In parallel to the ground operation, the Israeli air force struck two bridges in central Gaza in a bid to prevent Shalit’s captors from moving him. Another strike, on Gaza’s main power station, knocked out electricity to many residents.
“To our regret, our response may bring about the suffering of civilians in the Gaza Strip. With that said, our operation is focusing on the terrorist operational infrastructure, to limit the possibility of Shalit being moved,” Gallant said.
Palestinian Authority President Mahmoud Abbas, who has been in talks with the Hamas government on defusing the crisis, condemned the Israeli offensive as a “crime.”
But the lack of serious casualties in the first stage suggested Israel was exercising restraint in hope of pressuring the Palestinians to produce Shalit.
Evidence was mounting that Sunday’s raid, in which two other soldiers were killed and seven wounded, was ordered not by Hamas politicians in Gaza but by the group’s top leader abroad, Khaled Meshaal. Meshaal, based in Syria, was said to be upset at talks between P.A. Prime Minister Ismail Haniyeh, of Hamas, and Abbas’ more moderate Fatah faction on a policy document that could be construed as implicitly recognizing Israel.
Mekel told JTA that Israel was “not interested” in the document, and chided Abbas for negotiating with Hamas rather than dismantling the group’s terrorist infrastructure, as he is obligated to do under the “road map” peace plan.
In any case, Israel has called the manifesto, penned by Palestinians in Israeli jails, insufficient to warrant resuming peace talks. But it could go some way toward helping Palestinians lift a Western aid embargo imposed when Hamas took power.

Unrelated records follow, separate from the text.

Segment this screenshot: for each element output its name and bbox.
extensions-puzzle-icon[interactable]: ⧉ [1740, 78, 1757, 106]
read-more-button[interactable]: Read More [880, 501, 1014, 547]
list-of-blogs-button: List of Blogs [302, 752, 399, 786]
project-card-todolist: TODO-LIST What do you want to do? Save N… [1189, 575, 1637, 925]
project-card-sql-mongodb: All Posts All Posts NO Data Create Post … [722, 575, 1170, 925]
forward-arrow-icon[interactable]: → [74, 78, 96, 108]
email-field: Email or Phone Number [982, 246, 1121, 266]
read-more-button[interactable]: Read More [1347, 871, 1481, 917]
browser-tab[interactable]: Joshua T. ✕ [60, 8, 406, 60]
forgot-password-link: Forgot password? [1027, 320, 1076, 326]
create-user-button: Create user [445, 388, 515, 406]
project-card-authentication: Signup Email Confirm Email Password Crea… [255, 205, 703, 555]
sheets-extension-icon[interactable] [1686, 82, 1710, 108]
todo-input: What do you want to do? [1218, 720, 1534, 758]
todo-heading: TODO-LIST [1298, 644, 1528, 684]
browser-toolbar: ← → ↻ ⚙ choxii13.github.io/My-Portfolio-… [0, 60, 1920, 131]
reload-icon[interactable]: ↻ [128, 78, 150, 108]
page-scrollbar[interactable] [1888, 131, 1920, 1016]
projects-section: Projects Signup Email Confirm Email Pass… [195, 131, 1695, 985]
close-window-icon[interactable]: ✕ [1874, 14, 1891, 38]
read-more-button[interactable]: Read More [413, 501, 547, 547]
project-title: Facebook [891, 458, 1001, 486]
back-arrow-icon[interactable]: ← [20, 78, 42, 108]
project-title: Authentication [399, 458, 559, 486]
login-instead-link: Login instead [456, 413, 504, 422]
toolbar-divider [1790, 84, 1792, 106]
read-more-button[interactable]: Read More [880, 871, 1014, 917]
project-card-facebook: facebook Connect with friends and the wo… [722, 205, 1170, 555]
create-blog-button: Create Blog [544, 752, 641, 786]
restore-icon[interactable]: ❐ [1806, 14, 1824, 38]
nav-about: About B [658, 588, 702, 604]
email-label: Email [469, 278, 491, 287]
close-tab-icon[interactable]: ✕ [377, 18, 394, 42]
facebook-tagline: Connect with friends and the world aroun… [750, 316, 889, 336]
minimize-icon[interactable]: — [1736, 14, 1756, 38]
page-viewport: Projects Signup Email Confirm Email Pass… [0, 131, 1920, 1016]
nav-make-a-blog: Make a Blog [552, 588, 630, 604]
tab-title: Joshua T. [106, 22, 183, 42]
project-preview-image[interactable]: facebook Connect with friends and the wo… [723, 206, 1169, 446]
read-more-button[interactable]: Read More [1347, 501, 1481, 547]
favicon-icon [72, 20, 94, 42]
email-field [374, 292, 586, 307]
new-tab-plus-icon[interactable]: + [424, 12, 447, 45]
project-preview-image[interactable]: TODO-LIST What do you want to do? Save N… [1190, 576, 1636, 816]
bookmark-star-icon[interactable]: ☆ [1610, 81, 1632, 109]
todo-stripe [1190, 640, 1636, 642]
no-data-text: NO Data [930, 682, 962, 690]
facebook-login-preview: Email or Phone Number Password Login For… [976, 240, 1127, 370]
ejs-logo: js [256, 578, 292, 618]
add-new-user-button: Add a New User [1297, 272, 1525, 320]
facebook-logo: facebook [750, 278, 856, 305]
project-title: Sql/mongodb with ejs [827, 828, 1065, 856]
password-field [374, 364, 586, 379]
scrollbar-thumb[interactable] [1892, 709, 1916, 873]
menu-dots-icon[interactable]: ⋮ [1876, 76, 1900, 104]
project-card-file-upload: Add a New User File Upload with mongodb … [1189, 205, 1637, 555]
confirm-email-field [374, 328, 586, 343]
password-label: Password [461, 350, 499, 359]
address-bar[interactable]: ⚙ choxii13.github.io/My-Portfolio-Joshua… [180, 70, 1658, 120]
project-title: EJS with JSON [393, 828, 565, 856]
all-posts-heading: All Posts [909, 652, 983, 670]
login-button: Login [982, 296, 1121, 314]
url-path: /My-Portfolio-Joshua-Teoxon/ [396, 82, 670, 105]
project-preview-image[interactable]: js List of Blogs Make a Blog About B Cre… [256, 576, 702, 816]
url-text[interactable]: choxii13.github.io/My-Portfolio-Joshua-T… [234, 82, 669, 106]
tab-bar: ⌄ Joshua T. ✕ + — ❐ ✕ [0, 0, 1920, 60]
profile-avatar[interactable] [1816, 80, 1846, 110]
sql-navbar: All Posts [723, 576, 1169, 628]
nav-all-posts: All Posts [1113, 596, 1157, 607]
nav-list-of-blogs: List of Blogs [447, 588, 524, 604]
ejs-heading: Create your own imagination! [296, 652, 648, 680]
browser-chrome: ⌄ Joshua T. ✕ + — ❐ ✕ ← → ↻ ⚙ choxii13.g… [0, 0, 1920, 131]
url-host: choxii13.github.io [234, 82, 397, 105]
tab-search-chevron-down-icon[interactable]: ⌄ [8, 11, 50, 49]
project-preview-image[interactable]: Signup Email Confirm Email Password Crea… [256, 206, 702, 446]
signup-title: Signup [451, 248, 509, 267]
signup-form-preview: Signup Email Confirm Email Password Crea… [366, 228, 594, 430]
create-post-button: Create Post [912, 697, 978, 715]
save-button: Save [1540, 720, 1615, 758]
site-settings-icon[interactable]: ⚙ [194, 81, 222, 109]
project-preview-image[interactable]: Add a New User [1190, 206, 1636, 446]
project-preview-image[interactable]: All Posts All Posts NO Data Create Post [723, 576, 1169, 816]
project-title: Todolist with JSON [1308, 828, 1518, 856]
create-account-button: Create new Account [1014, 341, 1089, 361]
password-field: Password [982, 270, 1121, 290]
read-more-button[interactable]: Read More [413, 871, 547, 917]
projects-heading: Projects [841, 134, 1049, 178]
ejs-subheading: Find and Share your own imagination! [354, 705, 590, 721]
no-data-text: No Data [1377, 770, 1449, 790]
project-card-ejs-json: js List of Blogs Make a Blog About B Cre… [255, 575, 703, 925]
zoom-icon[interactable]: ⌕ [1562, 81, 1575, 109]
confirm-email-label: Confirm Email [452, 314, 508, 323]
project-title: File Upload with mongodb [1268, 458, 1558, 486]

Olmert has hinted that Israel could strike at Meshaal, but for now efforts are focused on rescuing Shalit.
Failure to do so, combined with unabated Palestinian rocket fire from Gaza, would be a major setback to Olmert’s plan to “realign” Israeli borders by removing most West Bank settlements and annexing a few others behind the security fence.
Facing off with right-wing lawmakers in the Knesset on Tuesday, Olmert said he would not be dissuaded from his West Bank plan.